Ao empunhar a câmera para registrar tudo, sabia que minhas imagens repetiam algo visto e compartilhado pelos quatro cantos do planeta, mas minha missão ali era nobre: levar um grito de PAZ para Juiz de Fora, minha cidade natal e, através das fotografias, dizer um BASTA a todo tipo de injustiça e intolerância. Queria, naquele momento, colocar em cada foto toda minha indignação e repúdio à violência, fazendo com que minhas imagens clamassem por justiça, anexando a cada uma delas a bandeira com o pedido de PAZ."
Porta do Inferno - Auschwitz II - Birkenau Entrada dos trens que transportavam os prisioneiros |
Foi assim que
o repórter fotográfico da Tribuna de Minas Fernando Priamo descreveu sua visita à Auschiwitz I e II (Birkenau), campos de concentração nazista onde morreram cerca
de 1,5 milhão de pessoas.
Desde o
momento em que Adolf Hitler assumiu a liderança política da Alemanha, começou a
proclamar a necessidade de se exterminar alguns grupos indesejáveis da
sociedade alemã para que o país pudesse se recuperar das humilhações sofridas
após a I Guerra Mundial e das consequências da crise econômica de 1929.
O momento era muito crítico na Alemanha dos anos 1930, os alemães estavam humilhados pela guerra, revoltados e viram em
Hitler a esperança de uma recuperação da nação e depositaram nele toda a
confiança. De fato, Adolf Hitler conseguiu reerguer a Alemanha, tirando-a do cenário
catastrófico que se encontrava, mas sempre apresentando uma postura radical.
Em 1939, rompeu
de vez o clima de instabilidade presente na Europa e uma nova guerra mundial
teve início. Foi então que os alemães começaram a construir os campos de concentração nazistas.

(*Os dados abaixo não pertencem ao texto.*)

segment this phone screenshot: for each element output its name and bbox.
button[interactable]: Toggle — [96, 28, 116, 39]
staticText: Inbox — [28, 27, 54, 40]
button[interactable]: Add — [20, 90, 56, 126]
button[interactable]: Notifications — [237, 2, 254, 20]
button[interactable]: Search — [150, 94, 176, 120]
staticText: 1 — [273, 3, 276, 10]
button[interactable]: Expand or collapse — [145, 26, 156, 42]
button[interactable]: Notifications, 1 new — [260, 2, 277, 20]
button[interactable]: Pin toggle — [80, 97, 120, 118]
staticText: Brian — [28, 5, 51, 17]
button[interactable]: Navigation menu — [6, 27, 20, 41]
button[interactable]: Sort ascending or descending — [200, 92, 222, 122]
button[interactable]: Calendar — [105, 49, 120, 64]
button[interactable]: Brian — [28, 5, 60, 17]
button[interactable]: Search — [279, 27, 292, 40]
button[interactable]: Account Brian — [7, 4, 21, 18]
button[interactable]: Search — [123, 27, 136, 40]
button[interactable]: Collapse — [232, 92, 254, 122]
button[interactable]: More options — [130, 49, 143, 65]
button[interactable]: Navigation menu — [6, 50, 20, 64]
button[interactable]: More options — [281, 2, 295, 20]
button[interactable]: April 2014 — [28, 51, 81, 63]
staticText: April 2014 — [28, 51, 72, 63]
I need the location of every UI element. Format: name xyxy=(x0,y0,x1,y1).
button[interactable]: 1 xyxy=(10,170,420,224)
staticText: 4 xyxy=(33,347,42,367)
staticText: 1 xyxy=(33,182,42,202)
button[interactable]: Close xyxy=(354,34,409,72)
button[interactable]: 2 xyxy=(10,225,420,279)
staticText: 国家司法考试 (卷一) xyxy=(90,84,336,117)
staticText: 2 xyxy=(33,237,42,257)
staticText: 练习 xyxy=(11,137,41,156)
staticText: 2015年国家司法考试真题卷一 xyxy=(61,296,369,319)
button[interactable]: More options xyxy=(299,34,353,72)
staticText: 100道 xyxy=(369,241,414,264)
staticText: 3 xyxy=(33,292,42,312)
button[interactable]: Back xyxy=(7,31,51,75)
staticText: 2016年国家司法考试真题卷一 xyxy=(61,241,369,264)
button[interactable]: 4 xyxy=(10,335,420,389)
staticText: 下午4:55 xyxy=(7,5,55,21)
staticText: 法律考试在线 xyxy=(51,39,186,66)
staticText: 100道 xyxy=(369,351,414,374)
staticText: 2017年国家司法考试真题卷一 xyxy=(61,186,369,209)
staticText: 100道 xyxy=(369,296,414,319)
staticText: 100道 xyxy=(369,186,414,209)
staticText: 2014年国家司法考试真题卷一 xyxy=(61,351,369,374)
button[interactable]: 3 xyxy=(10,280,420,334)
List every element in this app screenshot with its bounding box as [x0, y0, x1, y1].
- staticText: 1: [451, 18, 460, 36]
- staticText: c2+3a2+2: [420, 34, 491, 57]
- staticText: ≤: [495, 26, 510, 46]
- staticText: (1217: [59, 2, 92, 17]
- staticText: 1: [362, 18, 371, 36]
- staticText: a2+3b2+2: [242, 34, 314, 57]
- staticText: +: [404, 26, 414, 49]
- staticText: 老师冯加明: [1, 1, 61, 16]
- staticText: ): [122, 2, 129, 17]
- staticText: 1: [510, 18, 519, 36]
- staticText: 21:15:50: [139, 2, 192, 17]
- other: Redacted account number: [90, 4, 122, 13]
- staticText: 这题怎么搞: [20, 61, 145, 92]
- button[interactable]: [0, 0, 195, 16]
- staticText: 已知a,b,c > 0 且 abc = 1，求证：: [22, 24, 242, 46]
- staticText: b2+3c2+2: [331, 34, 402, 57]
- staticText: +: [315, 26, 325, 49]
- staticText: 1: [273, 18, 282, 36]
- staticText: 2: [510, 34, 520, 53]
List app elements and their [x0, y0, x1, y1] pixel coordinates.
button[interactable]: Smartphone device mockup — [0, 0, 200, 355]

Foram três os campos principais auxiliados por mais trinta e nove.
Localizavam-se nas cidades de Auschwitz e Birkenau,
próximas da capital polonesa Cracóvia.
O campo de concentração nazista Auschwitz I era
o centro administrativo dos campos, é nele que se localiza a famosa placa com a
frase “Arbeit Macht Frei” (O trabalho liberta). O campo serviu
mais para utilização do trabalho forçado dos prisioneiros, mas foi nele que os
nazistas testaram a primeira câmara de gás.
Auschwitz II
foi construída com o objetivo exclusivo de extermínio. É este o campo mais
conhecido pelas pessoas e onde mais se matou pessoas. Era equipado com quatro
crematórios e câmaras de gás, as quais podiam receber, cada uma, cerca de 2.500
pessoas por vez.
Já o campo de
concentração nazista Auschwitz III, o terceiro entre os três principais, foi utilizado
especialmente para trabalho escravo pela empresa IG Farben.
Este complexo
envolvendo os três campos de Auschwitz foi o maior entre os dois mil campos de
concentração e trabalhos forçados construídos pelos nazistas.
Para falar
sobre Auschwitz, combinei com o fotógrafo Fernando Priamo uma entrevista no
Centro Cultural Bernardo Mascarenhas, onde se encontra a exposição "Retratos de Auschwitz. A arte em busca da paz", que compõe o projeto Foto 13.
Ao entrar na
exposição, é como se você entrasse no túnel do tempo e se transportasse para
Auschwitz de 1940. Toda a exposição foi cuidadosamente preparada para te levar
a esse mundo de horror: fotos em preto e branco, cercadas por arama farpado e
com reprodução da placas de aviso de cerca elétrica. Difícil é não sair de lá chorando e impactado
com as fortes cenas e histórias que você vai encontrar.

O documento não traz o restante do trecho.